On the LSH Distortion of Ulam and Cayley Similarities
This work provides the first tight or near-tight bounds on LSH distortion for these permutation similarity measures, which is important for practitioners using LSH for nearest neighbor search on permutations.
The paper studies the LSH distortion of Ulam and Cayley similarities on permutations, showing that Ulam similarity admits a sublinear distortion of O(n/√log n) with a lower bound of Ω(n^{0.12}), while Cayley similarity has a distortion of Θ(n).
Locality-sensitive hashing (LSH) has found widespread use as a fundamental primitive, particularly to accelerate nearest neighbor search.
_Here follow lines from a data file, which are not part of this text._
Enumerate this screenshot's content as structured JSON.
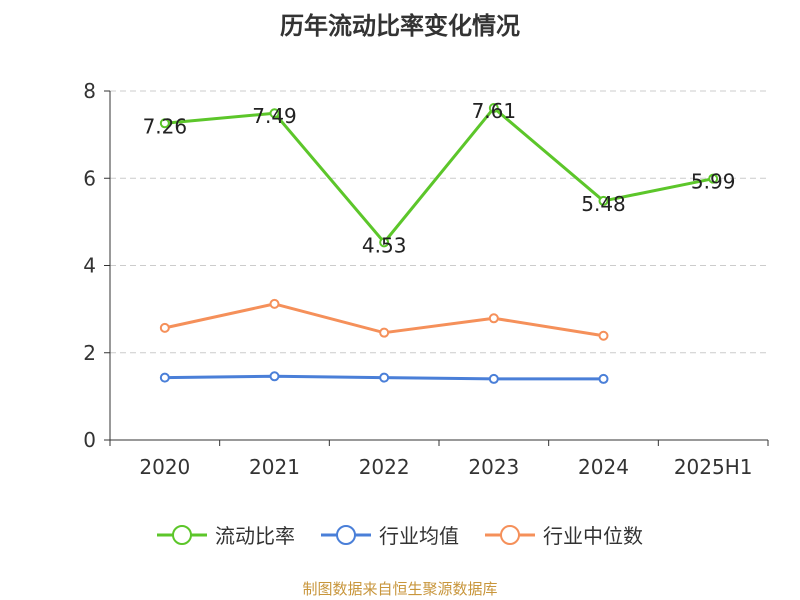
{
  "title": "历年流动比率变化情况",
  "footer": "制图数据来自恒生聚源数据库",
  "chart_data": {
    "type": "line",
    "title": "历年流动比率变化情况",
    "categories": [
      "2020",
      "2021",
      "2022",
      "2023",
      "2024",
      "2025H1"
    ],
    "ylim": [
      0,
      8
    ],
    "yticks": [
      0,
      2,
      4,
      6,
      8
    ],
    "grid": true,
    "legend_position": "bottom",
    "series": [
      {
        "name": "流动比率",
        "color": "#5cc62a",
        "values": [
          7.26,
          7.49,
          4.53,
          7.61,
          5.48,
          5.99
        ],
        "labels": [
          "7.26",
          "7.49",
          "4.53",
          "7.61",
          "5.48",
          "5.99"
        ]
      },
      {
        "name": "行业均值",
        "color": "#4a7fd8",
        "values": [
          1.43,
          1.46,
          1.43,
          1.4,
          1.4,
          null
        ]
      },
      {
        "name": "行业中位数",
        "color": "#f5905a",
        "values": [
          2.57,
          3.12,
          2.46,
          2.79,
          2.39,
          null
        ]
      }
    ]
  }
}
An LSH scheme for a similarity function $S:\mathcal{X} \times \mathcal{X} \to [0,1]$ is a distribution over hash functions on $\mathcal{X}$ with the property that the probability of collision of any two elements $x,y\in \mathcal{X}$ is exactly equal to $S(x,y)$. However, not all similarity functions admit exact LSH schemes. The notion of LSH distortion measures how multiplicatively close a similarity function is to having an LSH scheme. In this work, we study the LSH distortion of the Ulam and Cayley similarities, which are popular similarity measures on permutations of $n$ elements. We show that the Ulam similarity admits a sublinear LSH distortion of $O(n / \sqrt{\log n})$; we also prove a lower bound of $Ω(n^{0.12})$ on the best LSH distortion achievable. On the other hand, we show that the LSH distortion of the Cayley similarity is $Θ(n)$.